THERE seem to be a lot of circumstances that deserve our worry-- circumstances in our own lives or in the world that we feel are beyond our control or unusually difficult. Caring for the world around us, our loved ones, and ourselves is a vital part of Christianity. Yet we shouldn't let anxiety take the place of sincere caring. Anxiety would make us feel helpless. But we are never helpless in the face of adversity, no matter how grim things may seem. We can always turn to God--and that's a practical, effective step to take.

Anxiety develops when we give too much credence to circumstances and forget God. Our creator, and not the discord that would deny His goodness, deserves our undivided attention! This is not to ignore trouble but to recognize that what is told to us by the physical senses is not the actual truth of man. Our spiritual sense, cultivated through prayer, enables us to discern and prove the spiritual reality of God's care.

God has always been and continues to be our source for all good. There is no legitimate need we can have that He, infinite Spirit, cannot or does not satisfy. He is omnipresent, so that which He supplies to us is never really absent--though we need to realize this. No circumstance can supersede the love of God. No problem is insurmountable. God knows us as His dear offspring--the very expression of His perfect nature--and we can know Him as well. We become anxious because we have a limited sense of God. But we can naturally abandon this deceiving sense to embrace His bounty.

Christ Jesus strongly affirmed the power of God to do the things that people deem impossible. Once when speaking of our salvation he said, ``With men it is impossible, but not with God: for with God all things are possible.'' 1 Even though materiality argues that we're dependent on circumstances, no phase of discord is a part of our relationship to God, and therefore discord is not permanent. Feeling in prayer the presence of our creator as all good, as our loving Father-Mother, destroys fear and brings us the answers we need.

When my husband was working for his master's degree, which required his finishing a complex, lengthy thesis about a very new development in technology, he was having trouble getting the equipment he needed, and he feared he wouldn't finish in time. Also, since the subject was so new, he worried that he wouldn't have enough time to grasp the concepts adequately and be able to write an effective paper. These circumstances were sapping the joy he had had when first exploring this branch of technology.

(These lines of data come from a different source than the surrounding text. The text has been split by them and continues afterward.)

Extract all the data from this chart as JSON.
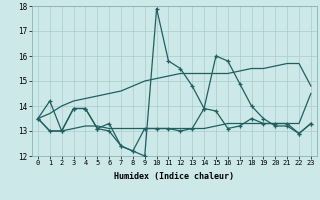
{
  "xlabel": "Humidex (Indice chaleur)",
  "xlim": [
    -0.5,
    23.5
  ],
  "ylim": [
    12,
    18
  ],
  "yticks": [
    12,
    13,
    14,
    15,
    16,
    17,
    18
  ],
  "xticks": [
    0,
    1,
    2,
    3,
    4,
    5,
    6,
    7,
    8,
    9,
    10,
    11,
    12,
    13,
    14,
    15,
    16,
    17,
    18,
    19,
    20,
    21,
    22,
    23
  ],
  "bg_color": "#cce8e8",
  "grid_color": "#aacccc",
  "line_color": "#206060",
  "line_upper": [
    13.5,
    13.7,
    14.0,
    14.2,
    14.3,
    14.4,
    14.5,
    14.6,
    14.8,
    15.0,
    15.1,
    15.2,
    15.3,
    15.3,
    15.3,
    15.3,
    15.3,
    15.4,
    15.5,
    15.5,
    15.6,
    15.7,
    15.7,
    14.8
  ],
  "line_lower": [
    13.5,
    13.0,
    13.0,
    13.1,
    13.2,
    13.2,
    13.1,
    13.1,
    13.1,
    13.1,
    13.1,
    13.1,
    13.1,
    13.1,
    13.1,
    13.2,
    13.3,
    13.3,
    13.3,
    13.3,
    13.3,
    13.3,
    13.3,
    14.5
  ],
  "line_spike": [
    13.5,
    14.2,
    13.0,
    13.9,
    13.9,
    13.1,
    13.3,
    12.4,
    12.2,
    12.0,
    17.9,
    15.8,
    15.5,
    14.8,
    13.9,
    16.0,
    15.8,
    14.9,
    14.0,
    13.5,
    13.2,
    13.2,
    12.9,
    13.3
  ],
  "line_mid": [
    13.5,
    13.0,
    13.0,
    13.9,
    13.9,
    13.1,
    13.0,
    12.4,
    12.2,
    13.1,
    13.1,
    13.1,
    13.0,
    13.1,
    13.9,
    13.8,
    13.1,
    13.2,
    13.5,
    13.3,
    13.3,
    13.3,
    12.9,
    13.3
  ]
}
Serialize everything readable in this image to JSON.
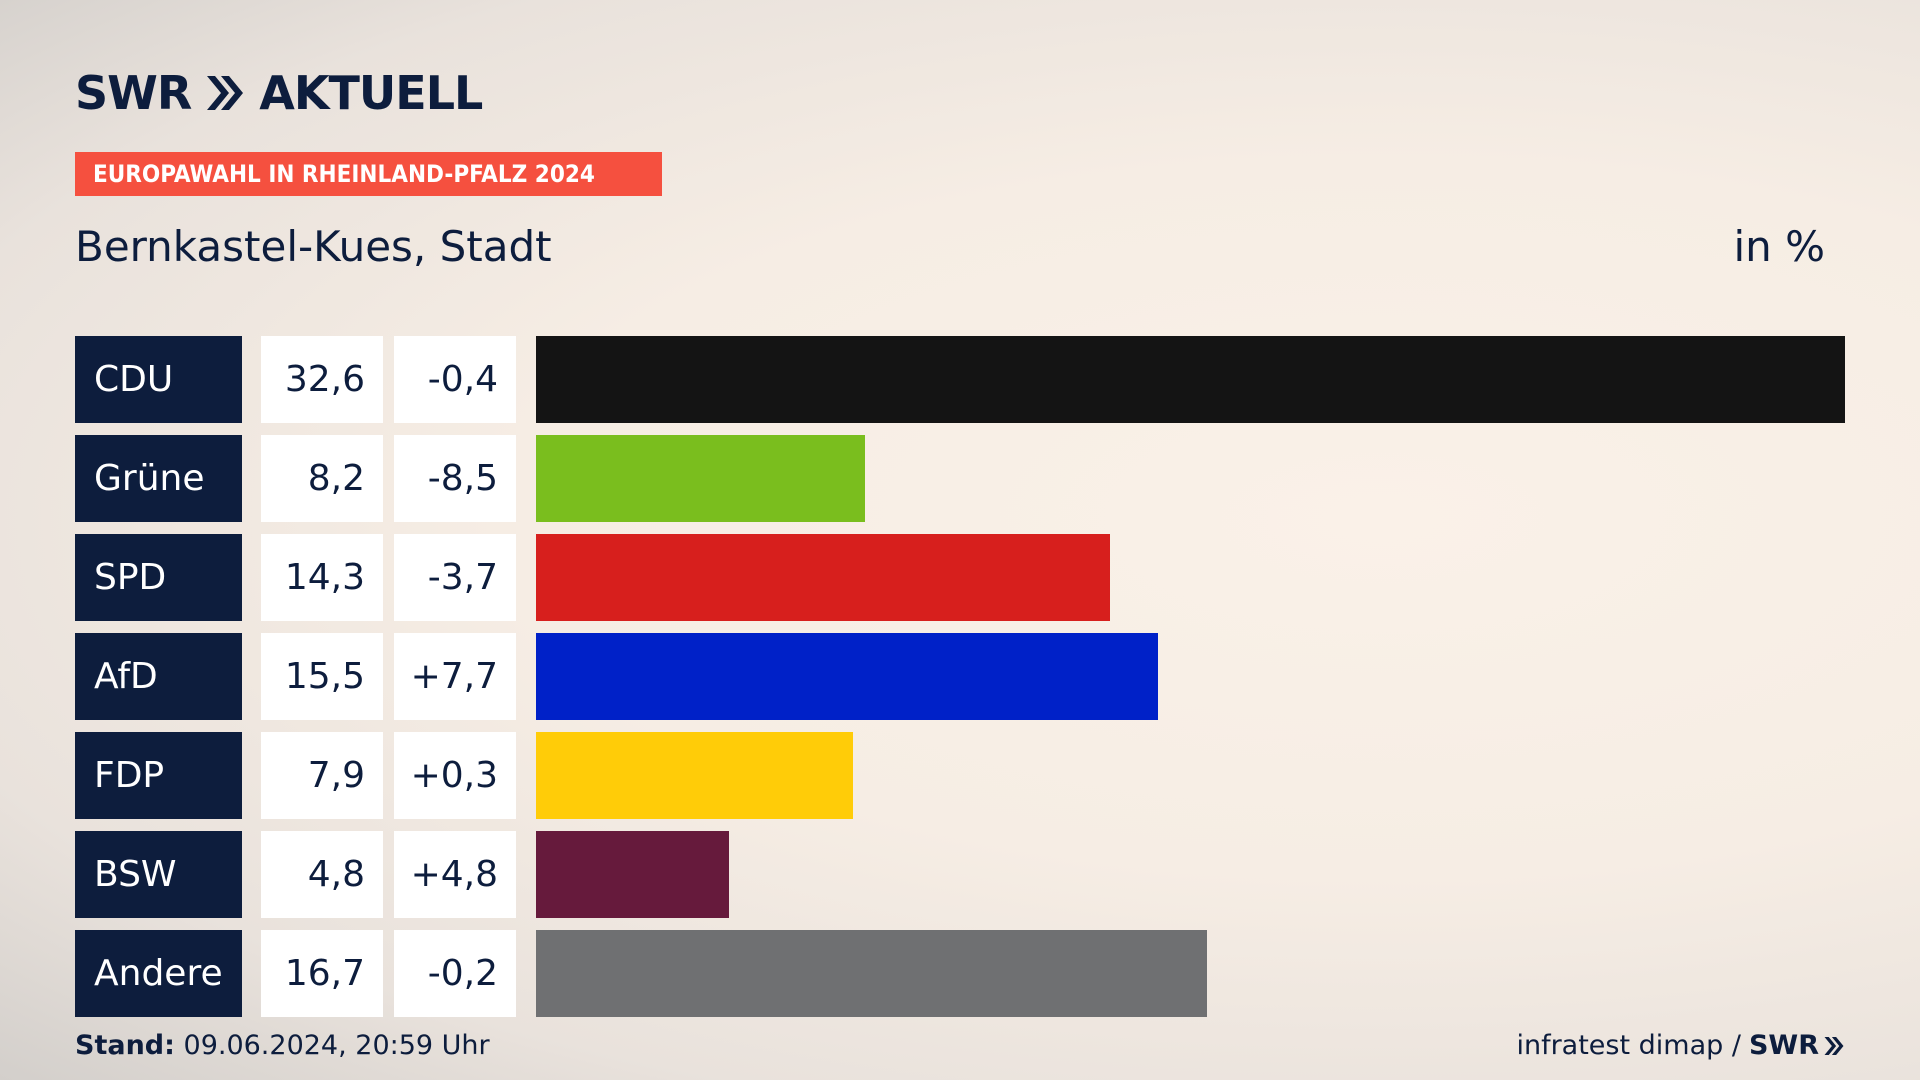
{
  "logo": {
    "brand": "SWR",
    "product": "AKTUELL"
  },
  "badge": "EUROPAWAHL IN RHEINLAND-PFALZ 2024",
  "subtitle": "Bernkastel-Kues, Stadt",
  "unit": "in %",
  "colors": {
    "navy": "#0d1d3d",
    "badge": "#f5503f"
  },
  "chart_data": {
    "type": "bar",
    "orientation": "horizontal",
    "categories": [
      "CDU",
      "Grüne",
      "SPD",
      "AfD",
      "FDP",
      "BSW",
      "Andere"
    ],
    "values": [
      32.6,
      8.2,
      14.3,
      15.5,
      7.9,
      4.8,
      16.7
    ],
    "value_labels": [
      "32,6",
      "8,2",
      "14,3",
      "15,5",
      "7,9",
      "4,8",
      "16,7"
    ],
    "changes": [
      "-0,4",
      "-8,5",
      "-3,7",
      "+7,7",
      "+0,3",
      "+4,8",
      "-0,2"
    ],
    "bar_colors": [
      "#141414",
      "#7abe1e",
      "#d71f1d",
      "#0021c8",
      "#ffcc08",
      "#661a3c",
      "#6f7072"
    ],
    "xlim": [
      0,
      32.6
    ],
    "unit": "in %"
  },
  "footer": {
    "stand_label": "Stand:",
    "stand_value": "09.06.2024, 20:59 Uhr",
    "source": "infratest dimap /",
    "source_brand": "SWR"
  }
}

After a thoughtful moment, it occurred to me to ask, ``Does God worry about you?'' The answer, of course, was ``No!'' We were able quickly to replace the worry with what we knew about God and man. Since God created us and He knows His own perfection, He knows of our perfection, too. He has no doubts about our ability to express Him--to express the intelligence, perceptiveness, strength, that are inherent in His nature.

My husband came across this quotation from Science and Health with Key to the Scriptures by Mary Baker Eddy:2 ``Science reveals the possibility of achieving all good, and sets mortals at work to discover what God has already done; but distrust of one's ability to gain the goodness desired and to bring out better and higher results, often hampers the trial of one's wings and ensures failure at the outset.'' 3

We reasoned that the possibility of achieving all good was present now. We recognized that worry is a form of distrusting God, since it claims that there is something that God cannot do--something outside the control of divine Love. The spiritual fact is that God did finish His creation. We are right now, in our true selfhood, complete and in His care. With this trust and a renewed sense of joy, my husband was able to enthusiastically finish his work, and his adviser and company supervisor both considered his thesis to be an excellent one.

A familiar Bible verse reinforces the point: ``God hath not given us the spirit of fear; but of power, and of love, and of a sound mind.'' 4 God has not created us subject to arbitrary forces and unknown influences. He did not make us mortal at all. This would indeed give us much to be anxious about--the ``spirit of fear.'' But this is not God's doing, because God is good alone; and man, as God has actually made him, is the unending expression of that good. We can declare with Paul our God-given spirit ``of power, and of love, and of a sound mind,'' and rejoice!

1 Mark 10:27. 2 The Discoverer and Founder of Christian Science. 3 Science and Health, p. 260. 4 II Timothy 1:7.